Cranberry Hibiscus or False Roselle, Hibiscus acetosella
False Roselle, Maroon mallow, Red-Shield hibiscus and Cranberry hibiscus are all different names for Hibiscus acetosella. A tropical African native, it has been collected to the point of disappearing in those lands. Not only does it have use as an attractive short-lived flowering perennial in the landscape, its young leaves and shoots have been added to salads for color, cooked with rice or vegetables because of their slightly acid flavor and are sometimes used for tea.
Cranberry hibiscus has striking red leaves that remind us of Japanese maple. The color and pleasant sour taste of the leaves make them a great addition to salads or stir fries. It can be planted in the spring and kept pruned for an attractive annual shrub. In the Fall, it has pink blossoms.
These blossoms are used to make a drink popular in Central and South America. We pick them in the evening after they have folded up.

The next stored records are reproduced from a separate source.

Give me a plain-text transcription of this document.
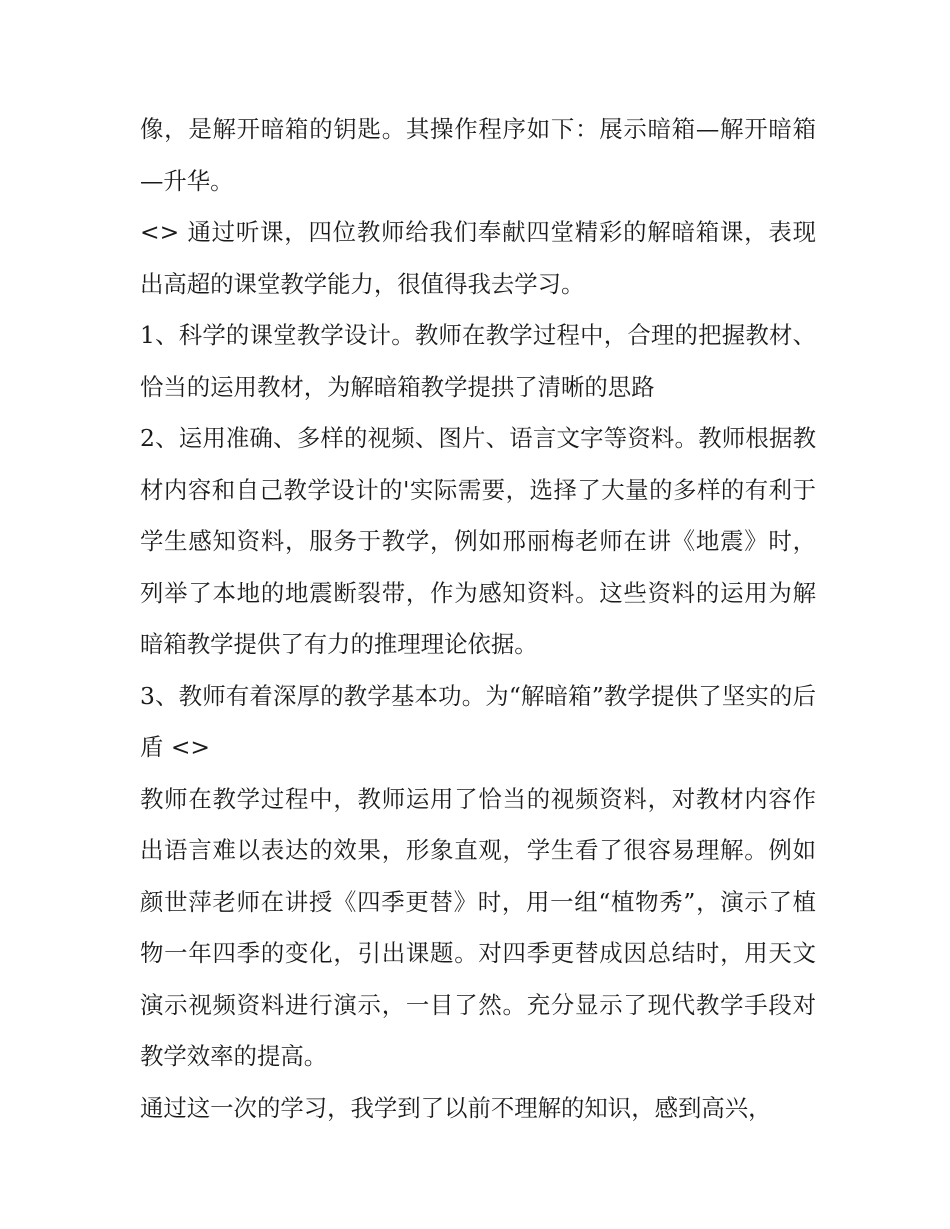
像，是解开暗箱的钥匙。其操作程序如下：展示暗箱—解开暗箱—升华。

<> 通过听课，四位教师给我们奉献四堂精彩的解暗箱课，表现出高超的课堂教学能力，很值得我去学习。

1、科学的课堂教学设计。教师在教学过程中，合理的把握教材、恰当的运用教材，为解暗箱教学提拱了清晰的思路

2、运用准确、多样的视频、图片、语言文字等资料。教师根据教材内容和自己教学设计的'实际需要，选择了大量的多样的有利于学生感知资料，服务于教学，例如邢丽梅老师在讲《地震》时，列举了本地的地震断裂带，作为感知资料。这些资料的运用为解暗箱教学提供了有力的推理理论依据。

3、教师有着深厚的教学基本功。为“解暗箱”教学提供了坚实的后盾 <>

教师在教学过程中，教师运用了恰当的视频资料，对教材内容作出语言难以表达的效果，形象直观，学生看了很容易理解。例如颜世萍老师在讲授《四季更替》时，用一组“植物秀”，演示了植物一年四季的变化，引出课题。对四季更替成因总结时，用天文演示视频资料进行演示，一目了然。充分显示了现代教学手段对教学效率的提高。

通过这一次的学习，我学到了以前不理解的知识，感到高兴，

Thirty blossoms are blended with lime juice and sugar, then diluted with water to make a beautiful and tasty drink. The petals seem to add a smooth texture and intense color, more than any special flavor.
Plant about 3 feet apart. Does best in soil with good organic matter and a mulch layer, though it will grow in Florida sand, as well. Cranberry hibiscus is usually grown as an annual shrub or temporary hedge. Prune heavily to desired shape. Cranberry hibiscus will be tall and lanky without at least occasional pruning. Blooms during the winter months in Florida. If grown outdoors,it will die back in frost or drought, but returns from the roots. It also self-seeds readily.
Cranberry hibiscus cannot tolerate a freeze, so if you grow in an area that freezes during the winter, grow it as an annual. Save some seeds and plant them indoors about 6-8 weeks before the last frost, moving them outdoors to a sunny location when the ground has warmed up in the Spring.